Final answer:
To determine the probability that a box containing 35 oranges has at most two oranges that are not ripe, we can use the normal approximation. We can calculate the mean and standard deviation of the binomial distribution and then find the z-score for a box with 35 oranges. By looking up the probability corresponding to the z-score in the normal distribution table, we can determine the final probability.
Step-by-step explanation:
To approximate the binomial distribution, we can use the normal distribution. Given that there are 200 oranges in the tree and 40 are not ripe, we can say that the ripe oranges follow a binomial distribution with parameters n = 200 and p = 160/200. To determine the probability that a box containing 35 oranges has at most two oranges that are not ripe, we can use the normal approximation. The mean of the binomial distribution is given by μ = np and the standard deviation is given by σ = sqrt(np(1-p)). We can use these values to calculate the z-score for a box with 35 oranges and then look up the corresponding probability in the normal distribution table.
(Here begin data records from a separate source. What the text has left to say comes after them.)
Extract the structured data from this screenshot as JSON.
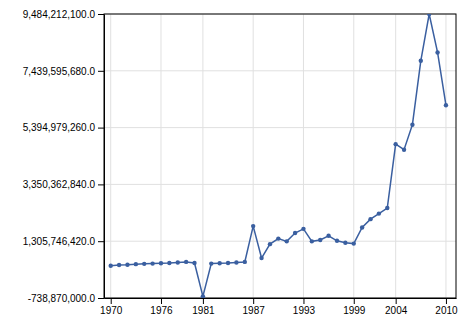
{
  "chart_data": {
    "type": "line",
    "x": [
      1970,
      1971,
      1972,
      1973,
      1974,
      1975,
      1976,
      1977,
      1978,
      1979,
      1980,
      1981,
      1982,
      1983,
      1984,
      1985,
      1986,
      1987,
      1988,
      1989,
      1990,
      1991,
      1992,
      1993,
      1994,
      1995,
      1996,
      1997,
      1998,
      1999,
      2000,
      2001,
      2002,
      2003,
      2004,
      2005,
      2006,
      2007,
      2008,
      2009,
      2010
    ],
    "values": [
      420000000,
      450000000,
      460000000,
      480000000,
      490000000,
      500000000,
      510000000,
      520000000,
      540000000,
      560000000,
      520000000,
      -680000000,
      500000000,
      510000000,
      520000000,
      540000000,
      560000000,
      1850000000,
      700000000,
      1200000000,
      1400000000,
      1300000000,
      1600000000,
      1750000000,
      1300000000,
      1350000000,
      1500000000,
      1320000000,
      1250000000,
      1220000000,
      1800000000,
      2100000000,
      2300000000,
      2500000000,
      4800000000,
      4600000000,
      5500000000,
      7800000000,
      9484212100,
      8100000000,
      6200000000
    ],
    "color": "#3a5fa0",
    "marker": "circle",
    "xlim": [
      1969.2,
      2011.2
    ],
    "xticks": [
      1970,
      1976,
      1981,
      1987,
      1993,
      1999,
      2004,
      2010
    ],
    "ylim": [
      -738870000.0,
      9484212100.0
    ],
    "yticks": [
      {
        "value": -738870000.0,
        "label": "-738,870,000.0"
      },
      {
        "value": 1305746420.0,
        "label": "1,305,746,420.0"
      },
      {
        "value": 3350362840.0,
        "label": "3,350,362,840.0"
      },
      {
        "value": 5394979260.0,
        "label": "5,394,979,260.0"
      },
      {
        "value": 7439595680.0,
        "label": "7,439,595,680.0"
      },
      {
        "value": 9484212100.0,
        "label": "9,484,212,100.0"
      }
    ],
    "grid": true
  }
}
- Calculate the mean of the binomial distribution: μ = np = 200 * (160/200) = 160.
- Calculate the standard deviation of the binomial distribution: σ = sqrt(np(1-p)) = sqrt(200 * (160/200) * (40/200)) = sqrt(64) = 8.
- Calculate the z-score for a box with 35 oranges: z = (x - μ) / σ = (35 - 160) / 8 ≈ -18.75.
- Look up the probability corresponding to the z-score -18.75 in the normal distribution table.